Le Conseil des arts et des lettres du Québec et la Galerie de l'UQAM se sont associés pour permettre au Québec d'être représenté cette année à la Biennale de Venise par l'artiste Raphaëlle de Groot, récipiendaire du prix Sobey 2012.

Éric Clément LA PRESSE

Des Québécois ont déjà exposé dans le passé à la Biennale de Venise, un événement international d'art contemporain très prisé depuis 1895, principalement à travers la représentation du Canada qui y possède un pavillon.

Trois artistes québécois ont représenté le Canada à Venise: Geneviève Cadieux en 1990, Jana Sterbak en 2003 et David Altmejd en 2007.

Même si ce ne sera pas de façon officielle, la biennale vénitienne n'accueillant officiellement que les représentations nationales de pays dotés de pavillons (c'est l'Ontarienne Shary Boyle qui représente le Canada cette année), le Québec sera présent à travers une performance que réalisera Raphaëlle de Groot. «La Biennale n'est pas encore au courant», a prévenu Louise Déry, directrice de la Galerie de l'UQAM, qui a eu l'idée de cette performance.

Âgée de 38 ans, Raphaëlle de Groot fera une performance en deux étapes. D'abord, elle se transformera dans les Giardini (jardins) du quartier du Castello, où se trouvent les pavillons internationaux. Sa métamorphose à l'aide de matières recyclées du Québec et de Venise entraînera un enveloppement de sa tête, une sorte de masque qui fera qu'elle ne pourra plus voir. L'artiste, qui cherche en général à provoquer une perte de repères, entreprendra ensuite à l'aveugle un périple sur le site de la Biennale, sur les quais avoisinants puis sur une gondole.
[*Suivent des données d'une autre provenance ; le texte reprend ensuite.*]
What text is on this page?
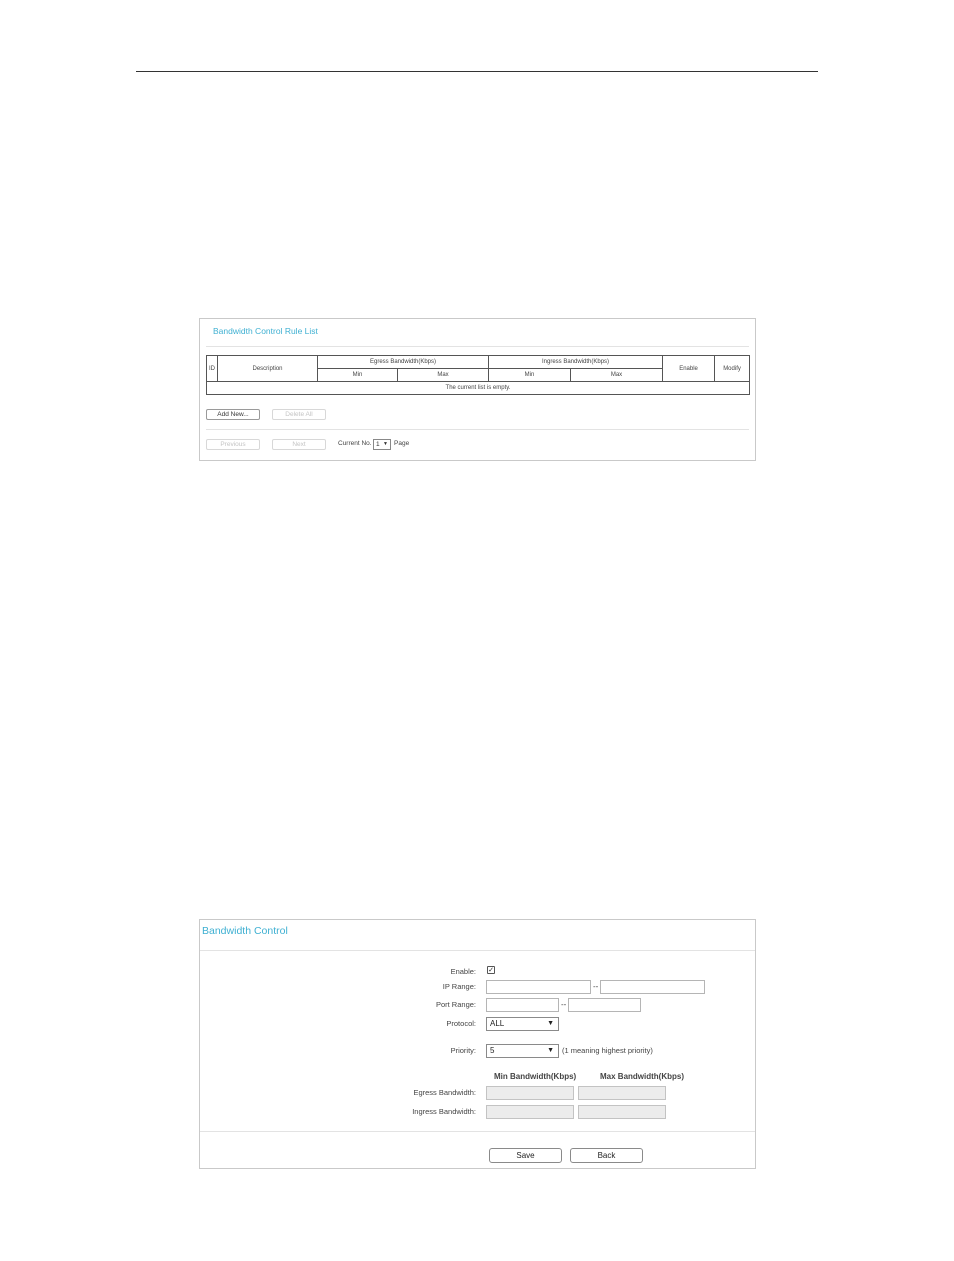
Bandwidth Control Rule List
ID	Description	Egress Bandwidth(Kbps)		Ingress Bandwidth(Kbps)		Enable	Modify
		Min	Max	Min	Max		
The current list is empty.							
Add New...	Delete All
Previous	Next	Current No. 1 ▼ Page
Bandwidth Control
Enable: ✓
IP Range:	--
Port Range:	--
Protocol:	ALL	▼
Priority:	5	▼ (1 meaning highest priority)
Min Bandwidth(Kbps)	Max Bandwidth(Kbps)
Egress Bandwidth:
Ingress Bandwidth:
Save	Back
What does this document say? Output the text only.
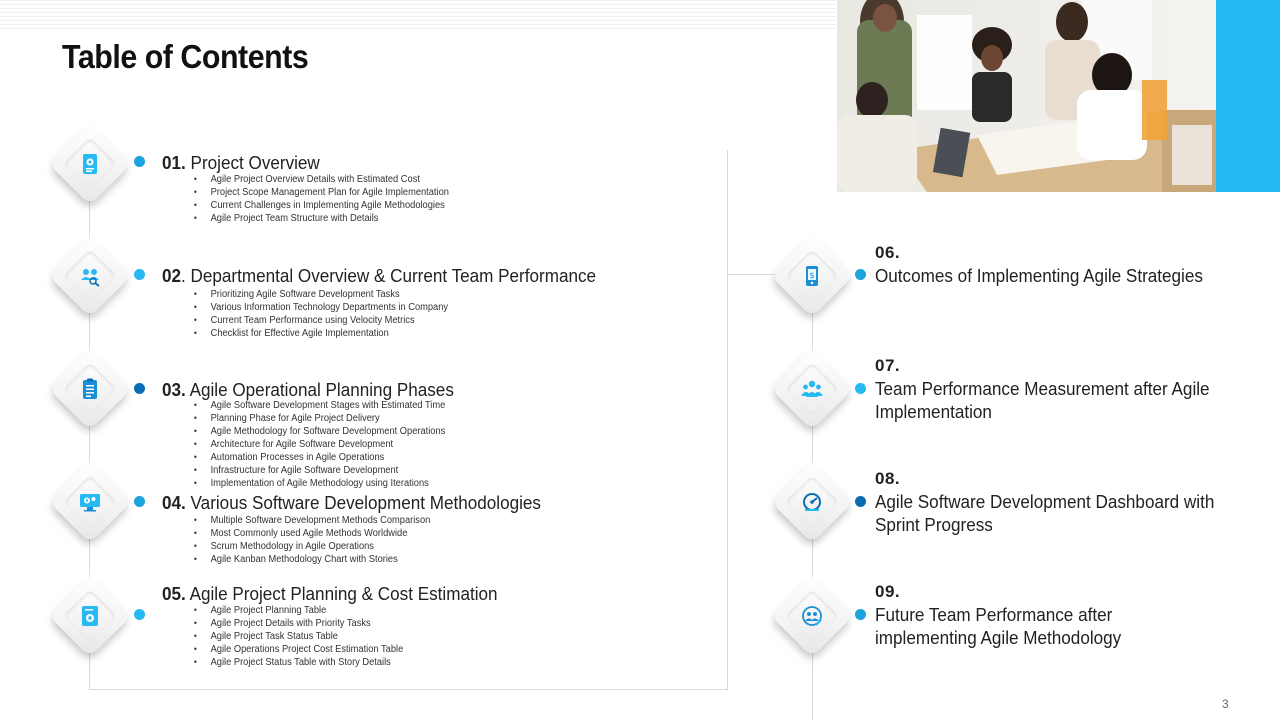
Table of Contents
01. Project Overview
• Agile Project Overview Details with Estimated Cost
• Project Scope Management Plan for Agile Implementation
• Current Challenges in Implementing Agile Methodologies
• Agile Project Team Structure with Details
02. Departmental Overview & Current Team Performance
• Prioritizing Agile Software Development Tasks
• Various Information Technology Departments in Company
• Current Team Performance using Velocity Metrics
• Checklist for Effective Agile Implementation
03. Agile Operational Planning Phases
• Agile Software Development Stages with Estimated Time
• Planning Phase for Agile Project Delivery
• Agile Methodology for Software Development Operations
• Architecture for Agile Software Development
• Automation Processes in Agile Operations
• Infrastructure for Agile Software Development
• Implementation of Agile Methodology using Iterations
04. Various Software Development Methodologies
• Multiple Software Development Methods Comparison
• Most Commonly used Agile Methods Worldwide
• Scrum Methodology in Agile Operations
• Agile Kanban Methodology Chart with Stories
05. Agile Project Planning & Cost Estimation
• Agile Project Planning Table
• Agile Project Details with Priority Tasks
• Agile Project Task Status Table
• Agile Operations Project Cost Estimation Table
• Agile Project Status Table with Story Details
$
06.
Outcomes of Implementing Agile Strategies
07.
Team Performance Measurement after Agile Implementation
08.
Agile Software Development Dashboard with Sprint Progress
09.
Future Team Performance after implementing Agile Methodology
3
«Je ne verrai rien mais en même temps, j'attirerai le regard», a dit Raphaëlle de Groot, lors de la conférence de presse, ce mercredi.

«J'ai fait de Raphaëlle de Groot la métaphore de Venise, là où le masque, la mascarade et le déguisement sont devenus une allégorie de la ville», a dit Louise Déry.

Forte de son expérience de commissaire (elle a notamment présenté Altmejd à Venise en 2007) et de ses contacts en Italie, Mme Déry devra négocier avec les gondoliers mais aussi avec la Ville de Venise pour faciliter la réalisation de la performance de Raphaëlle de Groot.

«Ce ne sera pas facile, dit Louise Déry. Il faudra aussi tenir compte des heures de marée et de la pleine lune.»

L'artiste montréalaise qui vit une partie de l'année en Italie est très heureuse de cette nouvelle expérience artistique et consciente du défi: «Je suis littéralement au bout d'un tremplin, précipitée dans les airs!», a-t-elle dit.

Le pdg du CALQ, Yvan Gauthier, a dit souhaiter pérenniser cette présence d'un artiste subventionné à la Biennale de Venise. «On va aller valider sur place ce que ça représente, a-t-il dit. Nous appuyons de tels projets pour assurer une présence extérieure à nos artistes, comme on l'a fait récemment pour l'événement Montréal-Brooklyn mais aussi pour d'autres biennales à La Havane, Liverpool ou Sydney.»

Ce projet représente un investissement de 35 000 $ pour le CALQ, qui paie les déplacements à Venise et permettra la production d'une vidéo documentant la performance de Raphaëlle de Groot. La Galerie de l'UQAM évalue son propre investissement à plus de 65 000 $.

Louise Déry est ravie que son idée se soit concrétisée, elle qui a une «vision nationale» de l'expression des artistes d'art contemporain du Québec. «On va marquer (à Venise) la présence de l'artiste autrement, de manière furtive, a-t-elle dit. L'art actuel, aujourd'hui, c'est aussi une présence de l'artiste de multiples manières. On peut se tailler une place avec des projets transportables et en toute amitié avec nos collègues du pavillon du Canada.»

Le Québec pourrait-il toutefois envisager d'avoir un lieu permanent à Venise pour permettre la participation d'un artiste s'exprimant par un autre médium que la performance? «Le Québec est toujours obligé de faire des performances», a répondu M. Gauthier.